UCEs. We conducted ML analyses for the five UCE matrices (75, 80, 90, 95, 100% taxon occupancy) using the program RAxML version 8 (Stamatakis 2014) with the best tree plus rapid bootstrap search (‘-f a’ option) and 200 bootstrap replicates. We used the GTR+Γ model of sequence evolution for the best tree and bootstrap searches. We carried out these analyses using three different partition schemes (unpartitioned, data partitioned by locus, data pre-partitioned by locus). We selected the best evolutionary model for these partitions using the program PARTITIONFINDER version 2 (Lanfear et al. 2017) based on the Bayesian Information Criterion (BIC) and the rcluster option, which is more appropriate for larger data sets.
We carried out Bayesian analyses with the program Exabayes version 1.4.1 (Aberer et al. 2014). Each analysis consisted of two independent runs of 10 million generations each, two independent runs with Metropolis-Coupling in parallel to better sample parameter space, three heated and one cold chain per run, and sampling trees every 1000 generations. We linked branch lengths across partitions and ran each partitioned search for one million generations. Mixing and stationarity were monitored with the program TRACER version 1.6 (Rambaut and Drummond 2003). We built consensus trees using the consensus utility contained in the program Exabayes version 1.4.1 (Aberer et al. 2014) using a burn-in of 25%. To evaluate for the presence of reticulation, we used the neighbor-net method (Bryant and Moulton 2004) implemented in the program SplitsTree (Huson and Bryant 2006) for computing an unrooted phylogenetic network based on the alignment of the concatenated phased loci with 100% taxon occupancy.

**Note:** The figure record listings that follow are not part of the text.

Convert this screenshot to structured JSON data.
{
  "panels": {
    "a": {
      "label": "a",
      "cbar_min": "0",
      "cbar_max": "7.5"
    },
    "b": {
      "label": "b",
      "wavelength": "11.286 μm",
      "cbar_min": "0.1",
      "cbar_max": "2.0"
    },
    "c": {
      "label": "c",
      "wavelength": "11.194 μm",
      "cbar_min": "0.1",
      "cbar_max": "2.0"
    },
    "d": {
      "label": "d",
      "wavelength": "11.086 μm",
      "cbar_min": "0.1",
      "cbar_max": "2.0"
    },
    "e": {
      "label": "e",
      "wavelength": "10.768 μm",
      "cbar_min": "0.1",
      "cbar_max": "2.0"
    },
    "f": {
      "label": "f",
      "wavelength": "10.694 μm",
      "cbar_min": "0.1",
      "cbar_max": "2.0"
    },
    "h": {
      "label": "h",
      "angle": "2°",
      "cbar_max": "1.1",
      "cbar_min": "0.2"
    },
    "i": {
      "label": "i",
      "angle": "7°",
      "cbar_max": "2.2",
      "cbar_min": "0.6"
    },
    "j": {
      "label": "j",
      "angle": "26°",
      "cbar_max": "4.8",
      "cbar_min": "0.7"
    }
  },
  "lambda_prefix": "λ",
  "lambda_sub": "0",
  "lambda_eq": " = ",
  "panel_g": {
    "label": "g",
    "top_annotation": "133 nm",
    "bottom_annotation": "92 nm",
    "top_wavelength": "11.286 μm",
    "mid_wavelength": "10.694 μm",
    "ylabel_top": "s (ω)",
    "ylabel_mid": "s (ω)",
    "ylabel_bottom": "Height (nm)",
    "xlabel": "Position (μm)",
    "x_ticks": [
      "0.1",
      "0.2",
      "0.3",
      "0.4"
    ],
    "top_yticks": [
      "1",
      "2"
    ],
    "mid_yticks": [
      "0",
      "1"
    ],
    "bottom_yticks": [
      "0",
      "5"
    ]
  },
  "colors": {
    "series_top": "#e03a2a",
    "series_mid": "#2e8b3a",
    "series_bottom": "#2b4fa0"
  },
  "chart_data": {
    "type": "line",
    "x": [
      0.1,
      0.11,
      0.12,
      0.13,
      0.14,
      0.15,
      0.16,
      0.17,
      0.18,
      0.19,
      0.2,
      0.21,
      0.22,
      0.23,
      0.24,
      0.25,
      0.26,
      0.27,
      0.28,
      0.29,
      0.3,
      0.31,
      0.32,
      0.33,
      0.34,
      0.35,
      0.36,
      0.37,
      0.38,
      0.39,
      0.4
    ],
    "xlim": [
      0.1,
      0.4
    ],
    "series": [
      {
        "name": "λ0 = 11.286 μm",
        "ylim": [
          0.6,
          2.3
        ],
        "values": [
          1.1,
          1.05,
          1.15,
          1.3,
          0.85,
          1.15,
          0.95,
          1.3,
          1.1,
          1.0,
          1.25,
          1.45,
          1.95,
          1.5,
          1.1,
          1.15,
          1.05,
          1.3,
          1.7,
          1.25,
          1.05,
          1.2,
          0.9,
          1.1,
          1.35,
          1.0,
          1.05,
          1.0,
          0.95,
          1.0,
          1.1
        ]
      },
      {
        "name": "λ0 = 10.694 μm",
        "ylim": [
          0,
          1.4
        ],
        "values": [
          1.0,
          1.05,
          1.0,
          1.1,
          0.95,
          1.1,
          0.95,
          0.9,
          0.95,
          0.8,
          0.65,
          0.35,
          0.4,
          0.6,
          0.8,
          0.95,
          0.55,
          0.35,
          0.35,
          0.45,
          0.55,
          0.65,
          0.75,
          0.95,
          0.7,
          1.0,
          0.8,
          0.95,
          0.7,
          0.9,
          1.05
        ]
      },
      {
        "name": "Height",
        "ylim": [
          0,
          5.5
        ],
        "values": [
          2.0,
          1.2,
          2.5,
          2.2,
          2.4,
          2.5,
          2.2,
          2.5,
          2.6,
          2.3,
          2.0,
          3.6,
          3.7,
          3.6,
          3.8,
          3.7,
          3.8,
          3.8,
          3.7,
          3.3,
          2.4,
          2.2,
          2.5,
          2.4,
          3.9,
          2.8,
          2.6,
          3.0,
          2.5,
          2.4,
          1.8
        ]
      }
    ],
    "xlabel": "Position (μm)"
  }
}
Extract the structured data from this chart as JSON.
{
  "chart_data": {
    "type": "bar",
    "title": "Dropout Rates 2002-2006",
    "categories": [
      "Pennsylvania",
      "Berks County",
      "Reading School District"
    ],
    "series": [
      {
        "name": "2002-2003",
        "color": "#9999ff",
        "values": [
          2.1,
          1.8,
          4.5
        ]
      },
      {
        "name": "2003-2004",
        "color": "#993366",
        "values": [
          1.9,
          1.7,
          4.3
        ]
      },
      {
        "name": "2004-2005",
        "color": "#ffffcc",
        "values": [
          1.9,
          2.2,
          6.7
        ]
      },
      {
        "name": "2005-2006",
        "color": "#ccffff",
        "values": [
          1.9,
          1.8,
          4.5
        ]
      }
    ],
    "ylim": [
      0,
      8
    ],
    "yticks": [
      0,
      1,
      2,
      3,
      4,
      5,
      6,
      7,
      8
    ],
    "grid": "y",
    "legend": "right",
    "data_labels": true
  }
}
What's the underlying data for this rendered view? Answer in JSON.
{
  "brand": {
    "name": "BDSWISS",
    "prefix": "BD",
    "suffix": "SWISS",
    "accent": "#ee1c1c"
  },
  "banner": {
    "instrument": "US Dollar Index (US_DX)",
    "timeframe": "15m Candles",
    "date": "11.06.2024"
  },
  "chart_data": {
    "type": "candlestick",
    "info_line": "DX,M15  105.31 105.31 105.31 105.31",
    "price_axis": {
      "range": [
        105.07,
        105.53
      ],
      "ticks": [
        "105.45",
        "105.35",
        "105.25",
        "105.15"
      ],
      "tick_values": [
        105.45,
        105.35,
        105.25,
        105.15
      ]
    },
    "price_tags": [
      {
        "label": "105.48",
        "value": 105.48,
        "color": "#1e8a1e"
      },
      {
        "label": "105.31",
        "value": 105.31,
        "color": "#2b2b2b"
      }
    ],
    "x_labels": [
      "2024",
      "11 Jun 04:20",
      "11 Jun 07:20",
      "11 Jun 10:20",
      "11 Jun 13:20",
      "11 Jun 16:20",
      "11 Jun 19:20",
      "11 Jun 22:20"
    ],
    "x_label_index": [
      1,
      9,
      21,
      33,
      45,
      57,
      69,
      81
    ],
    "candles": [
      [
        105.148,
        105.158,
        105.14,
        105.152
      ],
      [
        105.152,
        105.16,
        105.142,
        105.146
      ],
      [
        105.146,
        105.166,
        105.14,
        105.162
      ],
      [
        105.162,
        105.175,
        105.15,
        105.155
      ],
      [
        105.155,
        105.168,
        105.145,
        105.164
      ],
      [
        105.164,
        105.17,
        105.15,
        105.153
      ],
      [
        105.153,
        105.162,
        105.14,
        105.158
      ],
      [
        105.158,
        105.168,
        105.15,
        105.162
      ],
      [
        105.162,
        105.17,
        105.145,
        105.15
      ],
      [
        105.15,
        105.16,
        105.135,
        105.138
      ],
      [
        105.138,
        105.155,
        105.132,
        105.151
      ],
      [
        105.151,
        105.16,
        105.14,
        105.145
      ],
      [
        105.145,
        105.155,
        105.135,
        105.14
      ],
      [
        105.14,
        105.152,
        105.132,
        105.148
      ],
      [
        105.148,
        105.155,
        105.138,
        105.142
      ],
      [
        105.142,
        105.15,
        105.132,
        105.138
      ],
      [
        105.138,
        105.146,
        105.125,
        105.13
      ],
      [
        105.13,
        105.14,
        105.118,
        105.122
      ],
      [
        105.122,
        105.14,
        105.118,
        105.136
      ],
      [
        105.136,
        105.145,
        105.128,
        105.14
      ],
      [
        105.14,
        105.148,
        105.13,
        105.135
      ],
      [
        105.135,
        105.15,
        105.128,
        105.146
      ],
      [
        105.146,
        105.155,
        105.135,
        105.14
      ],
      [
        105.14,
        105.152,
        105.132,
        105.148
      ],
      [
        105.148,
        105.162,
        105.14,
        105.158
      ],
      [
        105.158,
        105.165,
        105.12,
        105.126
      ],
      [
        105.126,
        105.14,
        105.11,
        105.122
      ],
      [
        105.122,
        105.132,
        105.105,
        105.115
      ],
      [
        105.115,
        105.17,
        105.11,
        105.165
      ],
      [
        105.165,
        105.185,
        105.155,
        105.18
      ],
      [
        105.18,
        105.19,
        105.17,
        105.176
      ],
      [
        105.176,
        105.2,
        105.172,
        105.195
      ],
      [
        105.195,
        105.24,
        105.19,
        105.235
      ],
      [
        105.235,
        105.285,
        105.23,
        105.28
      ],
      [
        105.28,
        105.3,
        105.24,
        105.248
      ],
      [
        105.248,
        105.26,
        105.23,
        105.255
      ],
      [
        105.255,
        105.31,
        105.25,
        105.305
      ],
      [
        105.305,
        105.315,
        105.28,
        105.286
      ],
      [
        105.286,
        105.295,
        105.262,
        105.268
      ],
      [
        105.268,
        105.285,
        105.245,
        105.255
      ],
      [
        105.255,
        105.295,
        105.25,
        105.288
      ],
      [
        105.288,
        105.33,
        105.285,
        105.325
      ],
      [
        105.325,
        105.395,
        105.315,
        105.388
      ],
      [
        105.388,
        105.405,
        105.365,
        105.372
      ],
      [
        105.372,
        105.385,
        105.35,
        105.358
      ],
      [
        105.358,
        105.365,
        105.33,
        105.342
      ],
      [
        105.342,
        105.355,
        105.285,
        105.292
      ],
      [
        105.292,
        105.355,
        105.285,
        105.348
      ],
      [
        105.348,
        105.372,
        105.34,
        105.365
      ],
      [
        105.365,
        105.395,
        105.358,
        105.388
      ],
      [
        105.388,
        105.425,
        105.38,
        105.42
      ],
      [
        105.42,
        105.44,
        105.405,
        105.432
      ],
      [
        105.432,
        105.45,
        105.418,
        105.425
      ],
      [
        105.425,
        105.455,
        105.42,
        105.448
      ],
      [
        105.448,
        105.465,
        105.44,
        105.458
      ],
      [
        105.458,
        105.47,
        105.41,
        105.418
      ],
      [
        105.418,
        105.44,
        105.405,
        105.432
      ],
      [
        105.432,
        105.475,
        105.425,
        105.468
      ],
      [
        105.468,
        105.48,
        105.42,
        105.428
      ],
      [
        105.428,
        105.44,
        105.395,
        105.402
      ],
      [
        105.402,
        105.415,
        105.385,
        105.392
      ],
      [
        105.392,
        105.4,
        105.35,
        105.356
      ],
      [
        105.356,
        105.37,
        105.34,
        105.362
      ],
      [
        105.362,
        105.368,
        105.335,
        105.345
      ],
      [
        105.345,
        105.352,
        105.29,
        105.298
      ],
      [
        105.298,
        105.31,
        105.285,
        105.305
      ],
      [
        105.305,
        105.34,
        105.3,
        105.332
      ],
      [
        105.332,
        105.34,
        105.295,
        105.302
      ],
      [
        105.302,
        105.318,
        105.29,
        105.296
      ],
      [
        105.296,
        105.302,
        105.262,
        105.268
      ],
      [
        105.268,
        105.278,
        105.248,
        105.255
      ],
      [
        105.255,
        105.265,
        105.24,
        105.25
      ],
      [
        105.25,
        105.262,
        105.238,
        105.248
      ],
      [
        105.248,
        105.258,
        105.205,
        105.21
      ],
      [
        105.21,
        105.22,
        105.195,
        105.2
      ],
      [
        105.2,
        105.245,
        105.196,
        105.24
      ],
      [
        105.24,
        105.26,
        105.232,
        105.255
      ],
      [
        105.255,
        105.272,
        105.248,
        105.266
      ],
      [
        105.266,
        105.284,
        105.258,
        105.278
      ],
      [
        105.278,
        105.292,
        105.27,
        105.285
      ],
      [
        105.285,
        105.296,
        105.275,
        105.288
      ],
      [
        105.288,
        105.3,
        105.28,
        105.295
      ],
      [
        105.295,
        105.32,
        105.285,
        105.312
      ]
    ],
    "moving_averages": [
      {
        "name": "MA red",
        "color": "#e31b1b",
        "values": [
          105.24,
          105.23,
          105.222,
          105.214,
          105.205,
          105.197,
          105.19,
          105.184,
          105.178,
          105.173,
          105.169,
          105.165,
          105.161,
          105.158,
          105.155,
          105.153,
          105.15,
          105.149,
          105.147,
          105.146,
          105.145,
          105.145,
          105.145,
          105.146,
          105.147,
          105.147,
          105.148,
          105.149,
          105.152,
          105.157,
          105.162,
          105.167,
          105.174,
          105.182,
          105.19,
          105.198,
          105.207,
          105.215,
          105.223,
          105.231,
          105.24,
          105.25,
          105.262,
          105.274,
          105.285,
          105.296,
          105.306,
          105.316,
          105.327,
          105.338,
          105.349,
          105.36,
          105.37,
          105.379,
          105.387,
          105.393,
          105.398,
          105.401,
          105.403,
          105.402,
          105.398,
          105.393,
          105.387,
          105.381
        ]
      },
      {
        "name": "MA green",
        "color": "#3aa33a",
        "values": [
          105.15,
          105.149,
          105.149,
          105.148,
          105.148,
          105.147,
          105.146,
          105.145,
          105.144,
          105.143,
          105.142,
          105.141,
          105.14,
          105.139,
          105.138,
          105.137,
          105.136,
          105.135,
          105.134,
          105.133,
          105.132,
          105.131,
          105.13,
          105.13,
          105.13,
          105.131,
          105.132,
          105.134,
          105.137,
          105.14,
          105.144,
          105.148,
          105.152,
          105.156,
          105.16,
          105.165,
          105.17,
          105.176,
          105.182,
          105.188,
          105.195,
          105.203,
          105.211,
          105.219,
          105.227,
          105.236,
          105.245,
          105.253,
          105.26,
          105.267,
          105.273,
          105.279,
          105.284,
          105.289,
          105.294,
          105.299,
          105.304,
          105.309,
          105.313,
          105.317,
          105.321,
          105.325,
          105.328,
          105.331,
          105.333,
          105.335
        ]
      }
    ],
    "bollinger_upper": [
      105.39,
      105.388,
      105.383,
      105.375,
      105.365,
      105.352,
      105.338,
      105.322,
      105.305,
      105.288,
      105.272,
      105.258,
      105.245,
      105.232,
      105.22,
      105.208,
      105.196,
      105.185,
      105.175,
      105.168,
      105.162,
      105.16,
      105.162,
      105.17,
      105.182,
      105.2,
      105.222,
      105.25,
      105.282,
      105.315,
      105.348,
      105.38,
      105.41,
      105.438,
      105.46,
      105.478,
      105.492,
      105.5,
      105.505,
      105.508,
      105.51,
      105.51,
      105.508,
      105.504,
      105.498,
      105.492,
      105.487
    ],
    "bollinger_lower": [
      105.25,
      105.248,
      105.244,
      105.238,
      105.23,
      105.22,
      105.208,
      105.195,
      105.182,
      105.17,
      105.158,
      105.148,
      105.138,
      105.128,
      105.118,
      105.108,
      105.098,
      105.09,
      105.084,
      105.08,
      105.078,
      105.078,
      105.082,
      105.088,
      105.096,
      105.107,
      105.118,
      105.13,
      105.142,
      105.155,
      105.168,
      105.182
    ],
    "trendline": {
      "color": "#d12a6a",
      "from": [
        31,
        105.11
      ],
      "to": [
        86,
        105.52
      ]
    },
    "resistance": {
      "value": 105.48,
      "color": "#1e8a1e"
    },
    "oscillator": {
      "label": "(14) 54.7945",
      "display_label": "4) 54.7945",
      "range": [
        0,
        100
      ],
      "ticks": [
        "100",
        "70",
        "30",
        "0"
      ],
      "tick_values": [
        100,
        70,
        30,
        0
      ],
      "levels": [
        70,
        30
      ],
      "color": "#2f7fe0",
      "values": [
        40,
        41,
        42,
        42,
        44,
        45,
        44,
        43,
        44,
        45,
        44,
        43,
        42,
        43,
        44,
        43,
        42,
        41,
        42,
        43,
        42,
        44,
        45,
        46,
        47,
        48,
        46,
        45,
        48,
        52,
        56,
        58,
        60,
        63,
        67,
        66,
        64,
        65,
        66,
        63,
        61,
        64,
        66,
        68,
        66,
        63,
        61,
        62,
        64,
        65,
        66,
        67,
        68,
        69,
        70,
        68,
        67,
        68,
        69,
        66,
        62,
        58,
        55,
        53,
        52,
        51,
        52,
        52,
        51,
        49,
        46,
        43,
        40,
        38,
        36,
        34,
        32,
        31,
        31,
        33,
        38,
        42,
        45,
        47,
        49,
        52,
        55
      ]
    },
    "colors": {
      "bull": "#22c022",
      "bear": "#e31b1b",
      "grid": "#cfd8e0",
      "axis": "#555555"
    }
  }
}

For tree estimation based on the multispecies coalescent model, we generated gene trees from the 100% taxon occupancy matrix, phasing loci with the program RaxML with 200 bootstrap replicates. We then used the resulting gene trees to carry out analyses with the program ASTRAL v.4.10.8 (Mirarab et al. 2014; Mirarab and Warnow 2015), which used unrooted trees and missing data. We calculated nodal support with 200 multi-locus bootstrap replicates (Seo 2008).